Starbucks CEO Howard Schultz is back on the campaign trail with his latest petition, urging the government to negotiate a solution to the shutdown. In an open letter to his employees, Schultz rhapsodized that “the American people have no platform with which to voice their frustration.”

Except for Starbucks, of course.

The company has launched a “Come Together” petition in ads online and in USA Today, the Wall Street Journal, the New York Times and the Washington Post. The campaign follows a three-day event where the chain offered a free tall coffee to any customer that bought someone else a drink, a symbolic gesture that was meant to show Washington it’s possible to work together.

This isn’t Schultz’s first empty political stunt—or even his first time using the “come together” slogan. Here’s what he’s said before:

The 2011 budget debate:

“My view of this is the following: I hope the supercommittee really does exceed expectations. My own expectations are not that high…we have a Congress that is there to do a job. How did we get to a supercommittee? I just don’t understand it.”

His 2011 campaign against political contributions:

“The fundamental problem is that the lens through which Congress approaches issues is reelection.
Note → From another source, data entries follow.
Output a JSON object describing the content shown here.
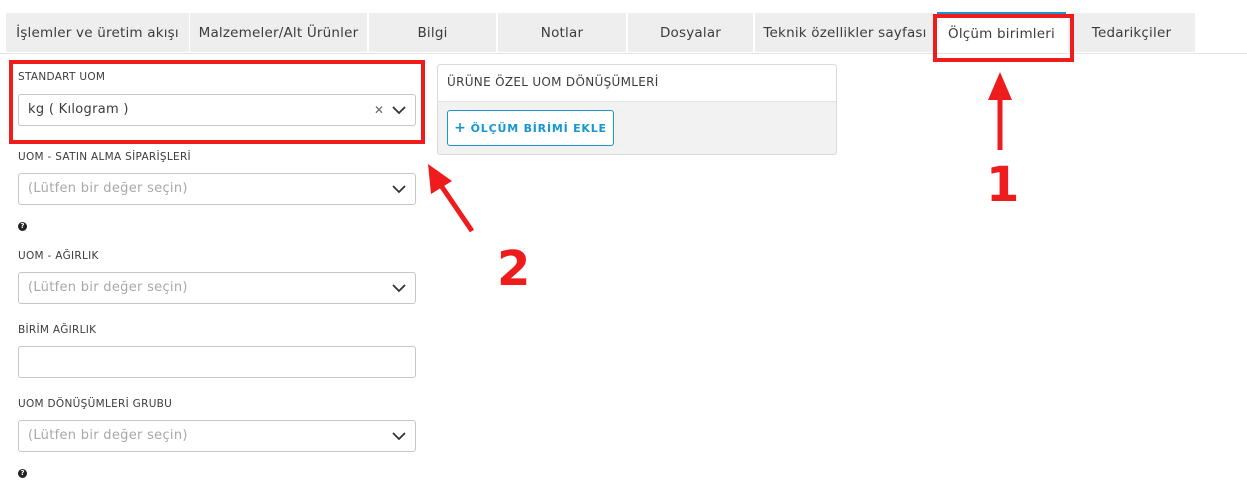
{
  "tabs": [
    {
      "label": "İşlemler ve üretim akışı",
      "active": false
    },
    {
      "label": "Malzemeler/Alt Ürünler",
      "active": false
    },
    {
      "label": "Bilgi",
      "active": false
    },
    {
      "label": "Notlar",
      "active": false
    },
    {
      "label": "Dosyalar",
      "active": false
    },
    {
      "label": "Teknik özellikler sayfası",
      "active": false
    },
    {
      "label": "Ölçüm birimleri",
      "active": true
    },
    {
      "label": "Tedarikçiler",
      "active": false
    }
  ],
  "form": {
    "standard_uom": {
      "label": "STANDART UOM",
      "value": "kg ( Kılogram )",
      "clear_icon": "clear-icon",
      "chevron_icon": "chevron-down-icon"
    },
    "purchase_uom": {
      "label": "UOM - SATIN ALMA SİPARİŞLERİ",
      "placeholder": "(Lütfen bir değer seçin)"
    },
    "help_icon_glyph": "?",
    "weight_uom": {
      "label": "UOM - AĞIRLIK",
      "placeholder": "(Lütfen bir değer seçin)"
    },
    "unit_weight": {
      "label": "BİRİM AĞIRLIK",
      "value": ""
    },
    "conversion_group": {
      "label": "UOM DÖNÜŞÜMLERİ GRUBU",
      "placeholder": "(Lütfen bir değer seçin)"
    }
  },
  "conversions_panel": {
    "title": "ÜRÜNE ÖZEL UOM DÖNÜŞÜMLERİ",
    "add_button_icon": "+",
    "add_button_label": "ÖLÇÜM BİRİMİ EKLE"
  },
  "annotations": {
    "color": "#ee1c1c",
    "callout_1": "1",
    "callout_2": "2"
  },
  "colors": {
    "accent": "#1796d2",
    "tab_background": "#eeeeee",
    "panel_background": "#f2f2f2"
  }
}
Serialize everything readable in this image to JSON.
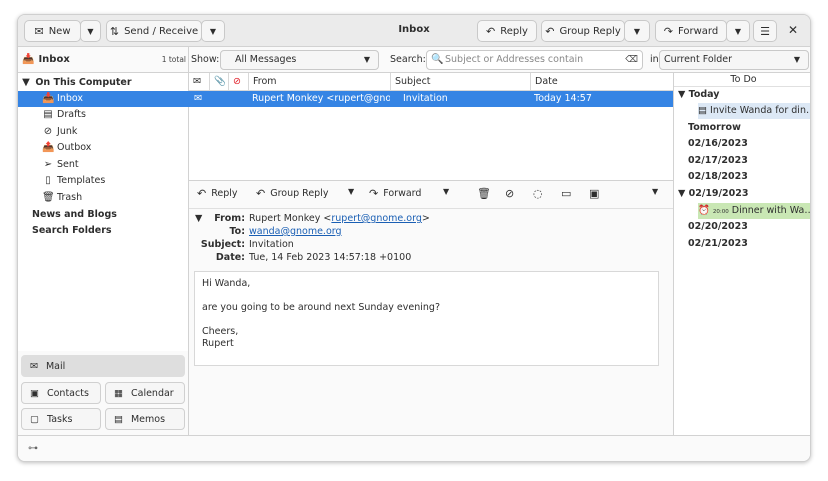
{
  "window": {
    "title": "Inbox"
  },
  "toolbar": {
    "new_label": "New",
    "send_receive_label": "Send / Receive",
    "reply_label": "Reply",
    "group_reply_label": "Group Reply",
    "forward_label": "Forward"
  },
  "folder_header": {
    "title": "Inbox",
    "count": "1 total"
  },
  "filter": {
    "show_label": "Show:",
    "show_value": "All Messages",
    "search_label": "Search:",
    "search_placeholder": "Subject or Addresses contain",
    "in_label": "in",
    "scope_value": "Current Folder"
  },
  "folders": {
    "account": "On This Computer",
    "items": [
      {
        "label": "Inbox",
        "icon": "inbox-icon",
        "selected": true
      },
      {
        "label": "Drafts",
        "icon": "drafts-icon"
      },
      {
        "label": "Junk",
        "icon": "junk-icon"
      },
      {
        "label": "Outbox",
        "icon": "outbox-icon"
      },
      {
        "label": "Sent",
        "icon": "sent-icon"
      },
      {
        "label": "Templates",
        "icon": "templates-icon"
      },
      {
        "label": "Trash",
        "icon": "trash-icon"
      }
    ],
    "news_and_blogs": "News and Blogs",
    "search_folders": "Search Folders"
  },
  "switcher": {
    "mail": "Mail",
    "contacts": "Contacts",
    "calendar": "Calendar",
    "tasks": "Tasks",
    "memos": "Memos"
  },
  "message_list": {
    "columns": {
      "from": "From",
      "subject": "Subject",
      "date": "Date"
    },
    "rows": [
      {
        "from": "Rupert Monkey <rupert@gno…",
        "subject": "Invitation",
        "date": "Today 14:57",
        "selected": true
      }
    ]
  },
  "preview_toolbar": {
    "reply": "Reply",
    "group_reply": "Group Reply",
    "forward": "Forward"
  },
  "message": {
    "from_label": "From:",
    "from_name": "Rupert Monkey <",
    "from_email": "rupert@gnome.org",
    "from_close": ">",
    "to_label": "To:",
    "to_email": "wanda@gnome.org",
    "subject_label": "Subject:",
    "subject": "Invitation",
    "date_label": "Date:",
    "date": "Tue, 14 Feb 2023 14:57:18 +0100",
    "body": {
      "greeting": "Hi Wanda,",
      "line1": "are you going to be around next Sunday evening?",
      "closing": "Cheers,",
      "signature": "Rupert"
    }
  },
  "todo": {
    "title": "To Do",
    "today": "Today",
    "today_task": "Invite Wanda for din…",
    "tomorrow": "Tomorrow",
    "dates": [
      "02/16/2023",
      "02/17/2023",
      "02/18/2023"
    ],
    "date_0219": "02/19/2023",
    "event_time": "20:00",
    "event_title": "Dinner with Wa…",
    "dates_after": [
      "02/20/2023",
      "02/21/2023"
    ]
  },
  "colors": {
    "selection": "#3584e4",
    "task_highlight": "#dce8f5",
    "event_highlight": "#c9e7b4",
    "link": "#1a5fb4",
    "importance_red": "#e01b24"
  }
}
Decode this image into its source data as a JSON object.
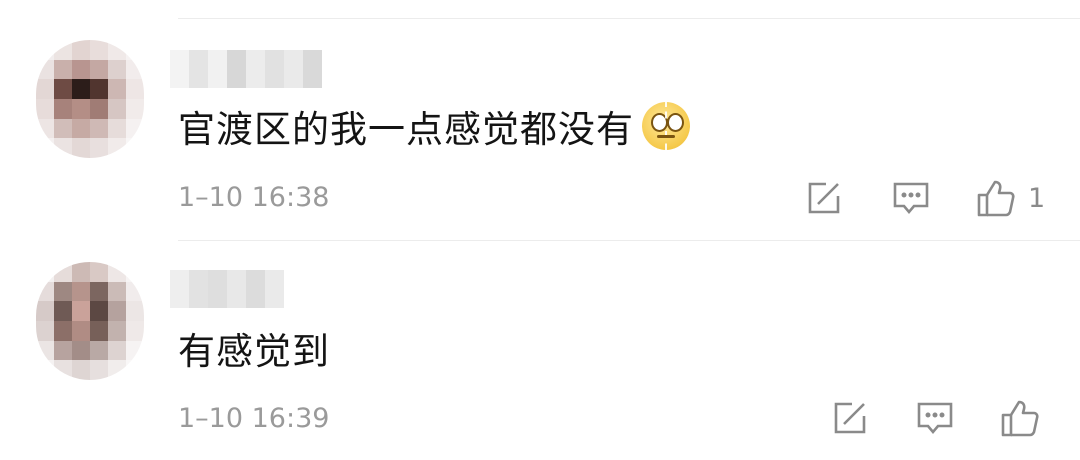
{
  "comments": [
    {
      "text": "官渡区的我一点感觉都没有",
      "emoji": "cracked-face-emoji",
      "time": "1–10 16:38",
      "like_count": "1"
    },
    {
      "text": "有感觉到",
      "time": "1–10 16:39",
      "like_count": ""
    }
  ],
  "colors": {
    "text": "#141414",
    "meta": "#9a9a9a",
    "icon": "#8a8a8a",
    "divider": "#ececec"
  }
}
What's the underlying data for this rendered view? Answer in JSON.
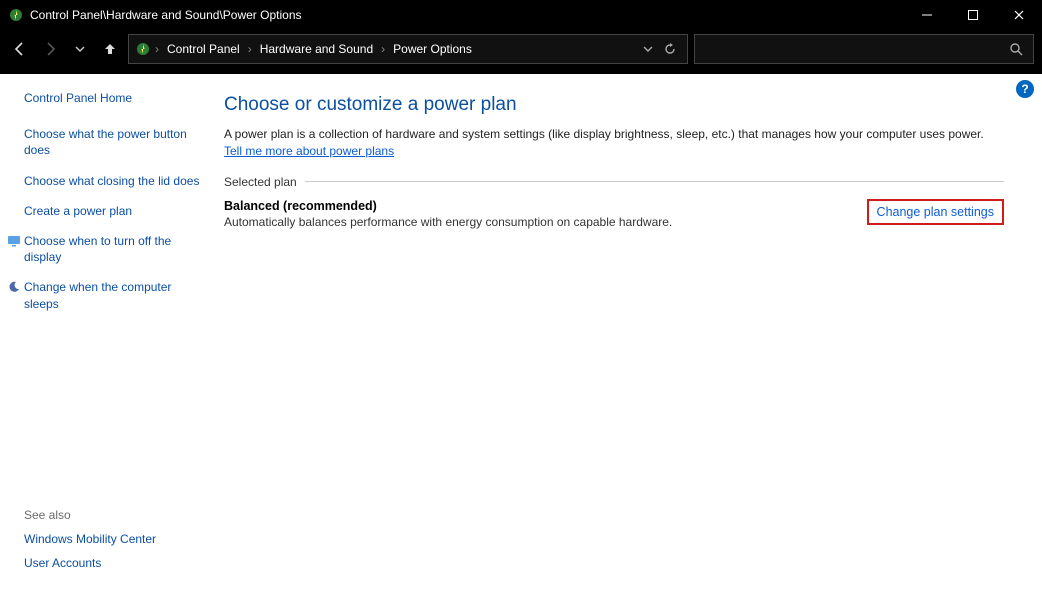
{
  "titlebar": {
    "title": "Control Panel\\Hardware and Sound\\Power Options"
  },
  "breadcrumbs": {
    "items": [
      "Control Panel",
      "Hardware and Sound",
      "Power Options"
    ]
  },
  "sidebar": {
    "home": "Control Panel Home",
    "links": [
      "Choose what the power button does",
      "Choose what closing the lid does",
      "Create a power plan",
      "Choose when to turn off the display",
      "Change when the computer sleeps"
    ],
    "see_also_heading": "See also",
    "see_also": [
      "Windows Mobility Center",
      "User Accounts"
    ]
  },
  "main": {
    "heading": "Choose or customize a power plan",
    "description_pre": "A power plan is a collection of hardware and system settings (like display brightness, sleep, etc.) that manages how your computer uses power. ",
    "description_link": "Tell me more about power plans",
    "section_label": "Selected plan",
    "plan_name": "Balanced (recommended)",
    "plan_desc": "Automatically balances performance with energy consumption on capable hardware.",
    "change_link": "Change plan settings"
  },
  "help_tooltip": "?"
}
The lifeblood of their reelection campaigns is political contributions.” Schultz concluded, “I am asking that all of us forgo political contributions until the Congress and the president return to Washington and deliver a fiscally disciplined long-term debt and deficit plan to the American people.”

The 2012 fiscal cliff debate:

“Rather than be bystanders, we have an opportunity—and I believe a responsibility—to use our company’s scale for good by sending a respectful and optimistic message to our elected officials to come together and reach common ground on this important issue,” wrote Schultz as he launched his first “Come Together” campaign.

Schultz also took a stand on guns:

“The ‘open carry’ debate [has] become increasingly uncivil and, in some cases, even threatening,” wrote Schultz in an open letter to customers. “For these reasons, today we are respectfully requesting that customers no longer bring firearms into our stores or outdoor seating areas—even in states where ‘open carry’ is permitted—unless they are authorized law enforcement personnel.”

While Schultz’s political statements may be good for business—Starbucks revenue increased 13% over the past quarter to $3.7 billion—his content-free posturing doesn’t appear to be as effective in Washington. As he once wisely said, “I’m not a politician. I’m not an economist. I run a coffee company.”